L’objectif du peintre est la représentation de la beauté féminine. Il veut reconstituer sur la toile une image intemporelle de l’attractivité du corps féminin pour l’homme occidental. Pour atteindre ce but, il doit composer une figure idéale. Ingres, grand dessinateur, attribue à son odalisque quelques vertèbres supplémentaires afin d’obtenir une élongation du dos. Le bras lui-même doit alors être très long pour conserver de justes proportions. Ce faisant, le peintre s’accorde une liberté par rapport au réel sans pour autant le trahir, puisque cette odalisque appartient à l’univers masculin fantasmé, donc à une réalité humaine.

La Grande Odalisque

De 1820 à 1824, Ingres réside à Florence. C’est à cette époque qu’il peint Le Vœu de Louis XIII, une commande du gouvernement français destinée à la cathédrale de Montauban. Il part pour Paris pour accompagner son tableau qui doit être exposé au Salon, où il reçoit un accueil enthousiaste, car il se situe dans la tradition classique la plus pure rappelant les Madones de Raphaël. A partir de cette date, Ingres sera reconnu officiellement comme un grand peintre néo-classique. Il ouvre un atelier à Paris et y forme de nombreux élèves. En 1829, il est nommé professeur à l’Ecole de Beaux-arts. De 1835 à 1841, Ingres occupe le poste de directeur de la Villa Médicis à Rome.

Le vœu de Louis XIII

Ingres disait que « le crayon doit avoir sur le papier la même délicatesse que la mouche qui erre sur une vitre ». Pour lui, le dessin fait « les ¾ et demi » de la peinture, et il détestait les coloristes. Ingres cherchera par un travail acharné à atteindre un style personnel qui ne trahisse pas la réalité : « Le style, c’est la nature », écrivait-il. Il s’éloigne donc de la beauté idéalisée et archaïsante de David et se situe dans une sorte de transition entre néo-classicisme, romantisme et réalisme.

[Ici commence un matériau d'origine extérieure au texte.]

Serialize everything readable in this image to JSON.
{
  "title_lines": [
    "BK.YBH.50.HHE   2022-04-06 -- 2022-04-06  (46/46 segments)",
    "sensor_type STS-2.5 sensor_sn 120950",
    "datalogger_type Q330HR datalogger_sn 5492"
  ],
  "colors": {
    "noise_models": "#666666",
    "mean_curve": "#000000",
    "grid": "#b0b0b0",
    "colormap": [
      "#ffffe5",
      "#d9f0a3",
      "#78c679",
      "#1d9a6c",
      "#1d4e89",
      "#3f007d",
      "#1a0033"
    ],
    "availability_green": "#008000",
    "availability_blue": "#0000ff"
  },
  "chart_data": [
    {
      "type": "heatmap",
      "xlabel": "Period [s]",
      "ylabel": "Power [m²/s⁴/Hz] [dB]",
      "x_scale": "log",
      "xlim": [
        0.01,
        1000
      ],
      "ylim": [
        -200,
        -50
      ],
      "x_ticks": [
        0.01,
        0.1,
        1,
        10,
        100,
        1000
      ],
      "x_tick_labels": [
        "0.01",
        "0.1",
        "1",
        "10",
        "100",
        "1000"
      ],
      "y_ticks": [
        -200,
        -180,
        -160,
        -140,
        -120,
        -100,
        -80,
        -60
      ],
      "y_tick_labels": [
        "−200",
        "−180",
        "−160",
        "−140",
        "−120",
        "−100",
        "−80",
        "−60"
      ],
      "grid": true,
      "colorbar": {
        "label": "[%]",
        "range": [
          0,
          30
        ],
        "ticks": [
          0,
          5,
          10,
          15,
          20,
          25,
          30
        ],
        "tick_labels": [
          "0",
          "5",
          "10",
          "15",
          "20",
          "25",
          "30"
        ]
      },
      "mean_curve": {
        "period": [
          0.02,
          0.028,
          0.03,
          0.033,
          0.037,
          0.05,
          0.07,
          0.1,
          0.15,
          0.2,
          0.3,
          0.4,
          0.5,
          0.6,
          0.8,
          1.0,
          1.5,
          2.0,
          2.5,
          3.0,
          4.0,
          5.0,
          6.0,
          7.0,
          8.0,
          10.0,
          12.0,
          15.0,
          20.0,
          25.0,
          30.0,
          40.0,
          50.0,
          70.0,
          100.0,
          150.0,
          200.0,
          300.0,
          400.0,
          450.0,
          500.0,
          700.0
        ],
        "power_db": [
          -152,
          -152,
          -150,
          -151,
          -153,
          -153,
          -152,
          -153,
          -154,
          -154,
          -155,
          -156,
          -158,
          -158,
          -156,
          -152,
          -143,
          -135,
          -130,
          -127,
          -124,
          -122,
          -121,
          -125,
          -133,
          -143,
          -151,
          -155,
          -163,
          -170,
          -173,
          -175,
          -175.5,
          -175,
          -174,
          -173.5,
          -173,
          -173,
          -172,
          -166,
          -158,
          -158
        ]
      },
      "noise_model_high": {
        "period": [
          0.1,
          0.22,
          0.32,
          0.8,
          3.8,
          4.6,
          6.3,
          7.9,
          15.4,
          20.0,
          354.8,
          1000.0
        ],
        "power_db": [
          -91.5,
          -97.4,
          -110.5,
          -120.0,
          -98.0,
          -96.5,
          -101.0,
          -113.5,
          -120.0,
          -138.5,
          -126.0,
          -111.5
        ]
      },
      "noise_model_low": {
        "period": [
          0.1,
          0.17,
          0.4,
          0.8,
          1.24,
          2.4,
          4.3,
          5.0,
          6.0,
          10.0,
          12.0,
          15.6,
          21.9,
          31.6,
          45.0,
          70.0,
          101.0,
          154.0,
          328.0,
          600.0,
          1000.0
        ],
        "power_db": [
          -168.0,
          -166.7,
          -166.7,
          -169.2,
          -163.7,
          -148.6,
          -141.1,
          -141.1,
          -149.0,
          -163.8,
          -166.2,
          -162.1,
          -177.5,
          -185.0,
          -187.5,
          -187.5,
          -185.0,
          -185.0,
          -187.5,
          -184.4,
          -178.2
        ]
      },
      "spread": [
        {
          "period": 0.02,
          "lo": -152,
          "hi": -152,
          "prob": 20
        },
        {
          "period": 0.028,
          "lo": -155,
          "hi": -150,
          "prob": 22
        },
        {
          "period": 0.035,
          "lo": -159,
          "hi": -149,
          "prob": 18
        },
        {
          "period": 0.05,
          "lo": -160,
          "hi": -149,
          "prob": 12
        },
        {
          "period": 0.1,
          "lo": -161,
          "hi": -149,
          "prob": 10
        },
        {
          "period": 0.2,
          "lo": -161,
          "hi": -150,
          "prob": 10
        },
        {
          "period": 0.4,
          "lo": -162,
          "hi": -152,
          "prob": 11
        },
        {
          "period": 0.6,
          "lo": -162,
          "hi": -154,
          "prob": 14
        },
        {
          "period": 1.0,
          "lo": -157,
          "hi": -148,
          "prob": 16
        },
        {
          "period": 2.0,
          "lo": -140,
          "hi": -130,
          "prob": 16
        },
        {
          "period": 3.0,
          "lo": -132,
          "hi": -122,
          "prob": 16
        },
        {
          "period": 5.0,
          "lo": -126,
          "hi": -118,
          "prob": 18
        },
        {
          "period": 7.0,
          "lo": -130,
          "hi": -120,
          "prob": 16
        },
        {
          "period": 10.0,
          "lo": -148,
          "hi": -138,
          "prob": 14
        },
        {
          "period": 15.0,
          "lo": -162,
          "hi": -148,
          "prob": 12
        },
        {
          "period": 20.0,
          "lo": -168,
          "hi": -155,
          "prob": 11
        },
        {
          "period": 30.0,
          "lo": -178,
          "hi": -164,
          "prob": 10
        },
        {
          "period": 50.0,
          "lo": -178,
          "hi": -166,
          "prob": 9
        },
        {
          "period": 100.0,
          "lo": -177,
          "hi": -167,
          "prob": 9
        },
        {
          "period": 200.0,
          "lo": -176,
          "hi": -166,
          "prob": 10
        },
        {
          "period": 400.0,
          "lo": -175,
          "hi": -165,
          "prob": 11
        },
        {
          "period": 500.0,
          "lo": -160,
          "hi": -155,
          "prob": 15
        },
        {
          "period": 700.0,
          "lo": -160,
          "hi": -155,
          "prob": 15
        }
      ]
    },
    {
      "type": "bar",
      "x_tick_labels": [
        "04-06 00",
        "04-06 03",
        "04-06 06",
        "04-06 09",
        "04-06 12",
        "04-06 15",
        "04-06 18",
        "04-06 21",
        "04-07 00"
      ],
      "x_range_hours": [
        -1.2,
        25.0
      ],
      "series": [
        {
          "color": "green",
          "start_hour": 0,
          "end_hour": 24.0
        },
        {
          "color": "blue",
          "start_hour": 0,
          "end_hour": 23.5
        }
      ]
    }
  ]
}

Ses chefs-d’œuvre se trouvent davantage dans le portrait et le nu que dans la peinture d’histoire. Bien qu’il soit d’abord un dessinateur, Ingres sait remarquablement utiliser la couleur comme on peut le voir dans La princesse de Broglie.

La princesse de Broglie

Ingres fut un portraitiste prolifique et très demandé dans les années 1850. Ses œuvres constituent une remarquable galerie de portraits de la haute société du Second Empire.

L’idéal ingresque diffère de l’idéal académique promu par l’Académie des Beaux-Arts. Selon lui, la beauté est subjective et personnelle à chacun des modèles. C’est au peintre de la révéler, et non simplement d’appliquer des formules toutes faites. Il enseigne à ses étudiants cette conception à l’École des Beaux-Arts à partir de 1829.

Ingres part d’une étude réaliste de ses modèles mais tend à les idéaliser, accentuant les effets d’arabesques, la préciosité des costumes, la monumentalité des postures, la noblesse et l’intensité des regards.

Son style influencera les peintres modernes, d’Henri Matisse à Pablo Picasso, en passant par Auguste Renoir et Man Ray.

Couvert de tous les honneurs, Ingres décède à Paris en 1867. Il a légué une partie de son œuvre (en particulier des milliers de dessins) au musée de Montauban, sa ville natale.